@Tolzan
Bonjour.
J’en conviens, si la notion de races humaines biologiquement définies reste entièrement contestable, il existe effectivement une diversité entre les hommes. Celle-ci peut même d’ailleurs être observée par une étude fine de l’ADN. Il est ainsi hors de question de nier les différences tant culturelles que physiques (si vous lisez bien, ce n’est pas mon propos dans l’article). Alors, quant à définir un périmètre biologique à d’éventuelles races, vous avez raison, cela ne peut se faire que par des définitions qui comporteront toujours une part arbitraire.
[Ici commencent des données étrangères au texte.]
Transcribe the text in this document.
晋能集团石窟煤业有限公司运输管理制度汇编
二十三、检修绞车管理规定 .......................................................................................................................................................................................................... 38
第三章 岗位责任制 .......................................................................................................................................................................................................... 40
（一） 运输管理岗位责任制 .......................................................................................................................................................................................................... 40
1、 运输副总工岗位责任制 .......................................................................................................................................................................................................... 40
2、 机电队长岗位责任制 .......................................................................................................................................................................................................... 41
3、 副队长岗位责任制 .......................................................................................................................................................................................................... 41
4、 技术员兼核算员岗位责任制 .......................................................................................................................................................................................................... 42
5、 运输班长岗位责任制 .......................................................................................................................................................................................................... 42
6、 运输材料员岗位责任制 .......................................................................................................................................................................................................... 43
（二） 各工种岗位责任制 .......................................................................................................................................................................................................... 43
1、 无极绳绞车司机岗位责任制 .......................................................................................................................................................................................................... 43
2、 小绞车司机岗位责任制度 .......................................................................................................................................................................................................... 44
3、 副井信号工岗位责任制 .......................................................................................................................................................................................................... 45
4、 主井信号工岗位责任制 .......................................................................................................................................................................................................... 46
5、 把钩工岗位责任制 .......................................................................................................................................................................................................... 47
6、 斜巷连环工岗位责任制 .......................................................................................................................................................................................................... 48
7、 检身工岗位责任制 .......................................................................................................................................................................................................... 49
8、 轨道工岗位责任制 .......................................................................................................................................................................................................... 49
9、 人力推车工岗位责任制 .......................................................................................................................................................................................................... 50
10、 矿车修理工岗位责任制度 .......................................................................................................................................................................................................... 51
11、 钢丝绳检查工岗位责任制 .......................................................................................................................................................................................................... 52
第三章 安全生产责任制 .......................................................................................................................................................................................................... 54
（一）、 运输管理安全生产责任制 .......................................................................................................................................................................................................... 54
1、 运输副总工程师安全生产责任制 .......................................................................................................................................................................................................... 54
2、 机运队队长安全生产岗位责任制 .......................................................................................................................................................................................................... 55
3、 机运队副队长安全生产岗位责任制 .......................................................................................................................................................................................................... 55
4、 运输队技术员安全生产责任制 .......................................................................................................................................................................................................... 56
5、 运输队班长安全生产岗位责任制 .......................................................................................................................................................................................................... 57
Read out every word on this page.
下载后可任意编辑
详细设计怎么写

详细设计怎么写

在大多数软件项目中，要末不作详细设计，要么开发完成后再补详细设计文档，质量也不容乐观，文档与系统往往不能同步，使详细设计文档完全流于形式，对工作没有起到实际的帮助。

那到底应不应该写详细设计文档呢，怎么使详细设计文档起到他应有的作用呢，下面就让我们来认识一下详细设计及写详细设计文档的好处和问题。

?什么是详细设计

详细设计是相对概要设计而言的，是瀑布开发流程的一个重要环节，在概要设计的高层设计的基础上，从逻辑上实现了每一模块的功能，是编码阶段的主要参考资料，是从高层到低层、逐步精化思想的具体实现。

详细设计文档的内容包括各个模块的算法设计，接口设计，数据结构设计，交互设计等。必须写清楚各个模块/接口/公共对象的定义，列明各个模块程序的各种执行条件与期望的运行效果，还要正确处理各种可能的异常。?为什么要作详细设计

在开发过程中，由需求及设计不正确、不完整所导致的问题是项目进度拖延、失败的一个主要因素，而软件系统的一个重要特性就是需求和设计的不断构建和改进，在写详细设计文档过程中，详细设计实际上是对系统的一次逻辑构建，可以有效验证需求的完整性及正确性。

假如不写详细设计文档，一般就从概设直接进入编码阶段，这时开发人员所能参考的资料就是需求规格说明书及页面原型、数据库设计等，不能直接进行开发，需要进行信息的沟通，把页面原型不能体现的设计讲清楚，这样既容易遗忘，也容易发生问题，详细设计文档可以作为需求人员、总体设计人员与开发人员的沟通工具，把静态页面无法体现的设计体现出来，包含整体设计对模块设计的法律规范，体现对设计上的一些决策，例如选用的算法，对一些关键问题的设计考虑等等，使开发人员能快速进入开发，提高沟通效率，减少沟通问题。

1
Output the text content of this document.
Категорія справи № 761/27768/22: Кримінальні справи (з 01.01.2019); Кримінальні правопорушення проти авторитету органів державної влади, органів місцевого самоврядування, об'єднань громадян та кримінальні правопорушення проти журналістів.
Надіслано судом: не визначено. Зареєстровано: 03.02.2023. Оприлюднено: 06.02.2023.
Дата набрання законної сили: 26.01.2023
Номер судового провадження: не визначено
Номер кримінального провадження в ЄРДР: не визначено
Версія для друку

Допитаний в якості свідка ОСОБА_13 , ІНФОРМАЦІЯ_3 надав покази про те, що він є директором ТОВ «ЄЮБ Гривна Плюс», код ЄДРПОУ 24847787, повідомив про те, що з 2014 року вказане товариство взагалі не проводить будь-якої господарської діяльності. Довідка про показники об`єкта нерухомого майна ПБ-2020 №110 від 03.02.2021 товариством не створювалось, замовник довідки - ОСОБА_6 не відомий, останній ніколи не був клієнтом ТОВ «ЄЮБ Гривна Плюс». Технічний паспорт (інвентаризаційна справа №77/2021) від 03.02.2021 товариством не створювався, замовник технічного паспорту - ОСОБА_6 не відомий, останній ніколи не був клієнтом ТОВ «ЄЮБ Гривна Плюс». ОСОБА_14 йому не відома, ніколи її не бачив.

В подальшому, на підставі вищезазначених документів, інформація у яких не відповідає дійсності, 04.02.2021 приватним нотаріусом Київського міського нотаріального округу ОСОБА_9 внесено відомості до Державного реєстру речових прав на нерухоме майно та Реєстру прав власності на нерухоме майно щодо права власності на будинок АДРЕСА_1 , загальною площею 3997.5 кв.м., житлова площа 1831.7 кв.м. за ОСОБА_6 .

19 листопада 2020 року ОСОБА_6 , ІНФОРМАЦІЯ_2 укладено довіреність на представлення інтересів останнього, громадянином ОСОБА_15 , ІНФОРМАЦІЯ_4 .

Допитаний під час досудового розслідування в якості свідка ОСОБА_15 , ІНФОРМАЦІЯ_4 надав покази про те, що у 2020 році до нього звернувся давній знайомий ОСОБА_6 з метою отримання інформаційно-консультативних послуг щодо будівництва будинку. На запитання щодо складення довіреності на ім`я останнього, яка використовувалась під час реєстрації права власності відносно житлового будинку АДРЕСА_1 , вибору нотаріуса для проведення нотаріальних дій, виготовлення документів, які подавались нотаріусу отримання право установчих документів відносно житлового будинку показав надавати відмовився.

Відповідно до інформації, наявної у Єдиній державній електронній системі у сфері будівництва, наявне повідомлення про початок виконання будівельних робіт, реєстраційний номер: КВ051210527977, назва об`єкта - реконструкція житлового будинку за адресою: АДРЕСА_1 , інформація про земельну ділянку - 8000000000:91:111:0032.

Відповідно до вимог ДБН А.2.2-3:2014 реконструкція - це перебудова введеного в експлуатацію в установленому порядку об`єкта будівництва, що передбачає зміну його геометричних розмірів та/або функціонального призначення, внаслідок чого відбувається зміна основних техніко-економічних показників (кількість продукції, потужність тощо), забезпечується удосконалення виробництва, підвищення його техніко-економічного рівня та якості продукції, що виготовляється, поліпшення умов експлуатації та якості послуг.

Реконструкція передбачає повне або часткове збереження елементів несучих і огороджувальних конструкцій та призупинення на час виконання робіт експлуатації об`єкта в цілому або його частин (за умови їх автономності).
Je pense donc qu’il faut écarter l’aspect biologique ou génétique si l’on veut traiter du racisme. Il n’apportera rien de constructif au débat.
Un principe moral ne peut dès lors pas reposer sur une démonstration scientifique. La science décrit des faits, elle ne peut nous guider quant à la signification que nous leur donnerons. L’égalité des droits ne se trouvera alors pas dans la biologie. Il s’agit d’une décision politique et éthique qui pose que, si les différences existent bien entre nous, elles n’altèrent pas la dignité que chacun possède également.
C’est précisément le thème de mon article. Il faut dépasser les logiques de scission en affirmant une humanité commune. Le sujet n’est pas de savoir si nous sommes ou non semblables. La question est de définir le cadre dans lequel nous souhaiterions vivre en construisant le monde ad hoc.
Cordialement.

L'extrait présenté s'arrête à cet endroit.